The fine and talented people I work with, standing on the observatory deck of the beautiful building we work in. Beers, margaritas, the sun and the sky. Not a bad workday.

I grow a beard every year, from the first of winter, to the first of spring. It’s a reminder that even though I live somewhere without black and white seasons, the days still pass.

Easy to get lost in all this sun.

She loves snow, and I love her, so up the mountain we went.

Left to right, Shweb, Dan, Charlie, Frankie, Chris, me, and Anthony. I was probably 11. Was one hell of water balloon fight. Anthony’s mom, Sally, took this picture. I can’t imagine an image that better captures how we grew up.

We’d spend our days seeing who could throw what the farthest. Who was the fastest. Who was the bravest, which typically entailed wrestling Frankie. He had such a strength advantage, that anyone only ever agreed to wrestle him if he was on his knees. We were wild and we ran like it, and the suburbs was our place to do it. Couldn’t have gown up anywhere better. Not specifically my hometown, but just the fact that it was the suburbs.

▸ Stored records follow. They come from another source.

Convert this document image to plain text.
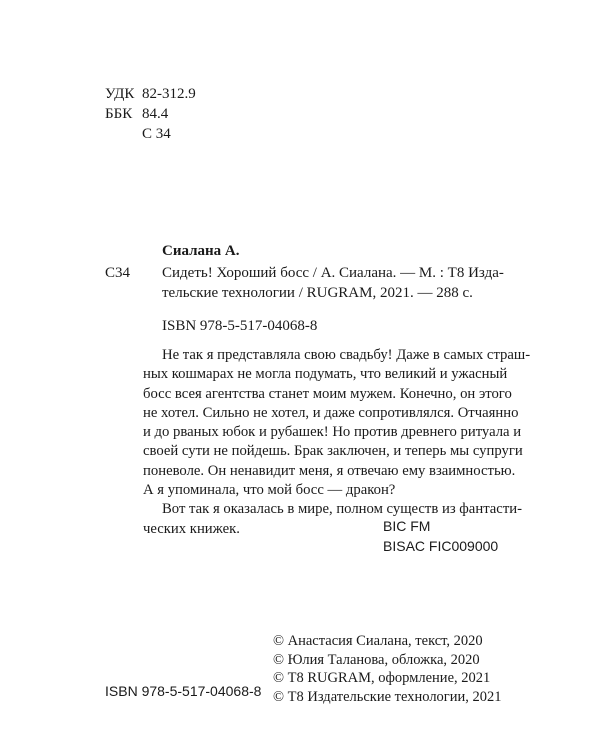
УДК 82-312.9
ББК 84.4
С 34
Сиалана А.
С34 Сидеть! Хороший босс / А. Сиалана. — М. : Т8 Изда-
тельские технологии / RUGRAM, 2021. — 288 с.
ISBN 978-5-517-04068-8
Не так я представляла свою свадьбу! Даже в самых страш-
ных кошмарах не могла подумать, что великий и ужасный
босс всея агентства станет моим мужем. Конечно, он этого
не хотел. Сильно не хотел, и даже сопротивлялся. Отчаянно
и до рваных юбок и рубашек! Но против древнего ритуала и
своей сути не пойдешь. Брак заключен, и теперь мы супруги
поневоле. Он ненавидит меня, я отвечаю ему взаимностью.
А я упоминала, что мой босс — дракон?
Вот так я оказалась в мире, полном существ из фантасти-
ческих книжек.	BIC FM
BISAC FIC009000
ISBN 978-5-517-04068-8
© Анастасия Сиалана, текст, 2020
© Юлия Таланова, обложка, 2020
© Т8 RUGRAM, оформление, 2021
© Т8 Издательские технологии, 2021
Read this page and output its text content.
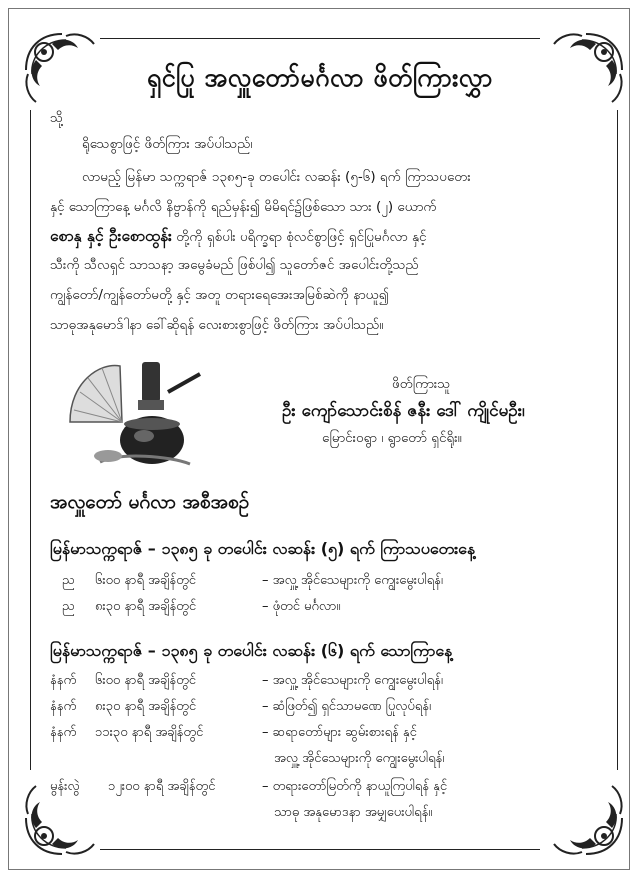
ရှင်ပြု အလှူတော်မင်္ဂလာ ဖိတ်ကြားလွှာ
သို့
ရိုသေစွာဖြင့် ဖိတ်ကြား အပ်ပါသည်၊
လာမည့် မြန်မာ သက္ကရာဇ် ၁၃၈၅-ခု တပေါင်း လဆန်း (၅-၆) ရက် ကြာသပတေး
နှင့် သောကြာနေ့ မင်္ဂလိ နိဗ္ဗာန်ကို ရည်မှန်း၍ မိမိရင်၌ဖြစ်သော သား (၂) ယောက်
စောနှ နှင့် ဦးစောထွန်း တို့ကို ရှစ်ပါး ပရိက္ခရာ စုံလင်စွာဖြင့် ရှင်ပြုမင်္ဂလာ နှင့်
သီးကို သီလရှင် သာသနာ့ အမွေခံမည် ဖြစ်ပါ၍ သူတော်ဇင် အပေါင်းတို့သည်
ကျွန်တော်/ကျွန်တော်မတို့ နှင့် အတူ တရားရေအေးအမြစ်ဆဲကို နာယူ၍
သာဓုအနုမောဒ်ါနာ ခေါ်ဆိုရန် လေးစားစွာဖြင့် ဖိတ်ကြား အပ်ပါသည်။
ဖိတ်ကြားသူ
ဦး ကျော်သောင်းစိန် ဇနီး ဒေါ် ကျိုင်မဦး၊
မြောင်းဝရွာ ၊ ရွာတော် ရှင်ရိုး။
အလှူတော် မင်္ဂလာ အစီအစဉ်
မြန်မာသက္ကရာဇ် – ၁၃၈၅ ခု တပေါင်း လဆန်း (၅) ရက် ကြာသပတေးနေ့
ည ၆း၀၀ နာရီ အချိန်တွင်	– အလှူ့ အိုင်သေများကို ကျွေးမွေးပါရန်၊
ည ၈း၃၀ နာရီ အချိန်တွင်	– ဖုံတင် မင်္ဂလာ။
မြန်မာသက္ကရာဇ် – ၁၃၈၅ ခု တပေါင်း လဆန်း (၆) ရက် သောကြာနေ့
နံနက် ၆း၀၀ နာရီ အချိန်တွင်	– အလှူ့ အိုင်သေများကို ကျွေးမွေးပါရန်၊
နံနက် ၈း၃၀ နာရီ အချိန်တွင်	– ဆံဖြတ်၍ ရှင်သာမဏေ ပြုလုပ်ရန်၊
နံနက် ၁၁း၃၀ နာရီ အချိန်တွင်	– ဆရာတော်များ ဆွမ်းစားရန် နှင့်
အလှူ့ အိုင်သေများကို ကျွေးမွေးပါရန်၊
မွန်းလွဲ ၁၂း၀၀ နာရီ အချိန်တွင်	– တရားတော်မြတ်ကို နာယူကြပါရန် နှင့်
သာဓု အနုမောဒနာ အမျှပေးပါရန်။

I live in the urban sprawl of Los Angeles now, a long ways from my hometown. I like it here, but didn’t always. It’s the people I’ve found and the girl I love that make it what it is for me. It’s where I belong now, but I couldn’t imagine being a kid here. I don’t know that I could have grown if not in suburban soil. I don’t know that any kid could. Confinement and wild freedom seem at odds. For that, I think some far off day, I may belong to those suburbs again.

King Bud Lidas. Turning all he touches to beer, even beer itself.

He had a staring problem.

My mom forbade me from taking a picture of her and my dad wearing their tie-dye t-shirts together. Putting that picture here just seemed like the right thing to do.

My girlfriend, the comedian.

My friends Mike and Christina are getting married. They deserve the best, and they found it in each other. I was honored that they asked me to design their invitations.

I’ve only ever worked for friends as favors to them. Here’s the first time I didn’t. When you’re good at something, people will say it’s easy for you. Maybe that’s true, maybe not, but you shouldn’t ever feel guilty about doing what you do, and doing it well. I’ve done it so much, but that’s done now.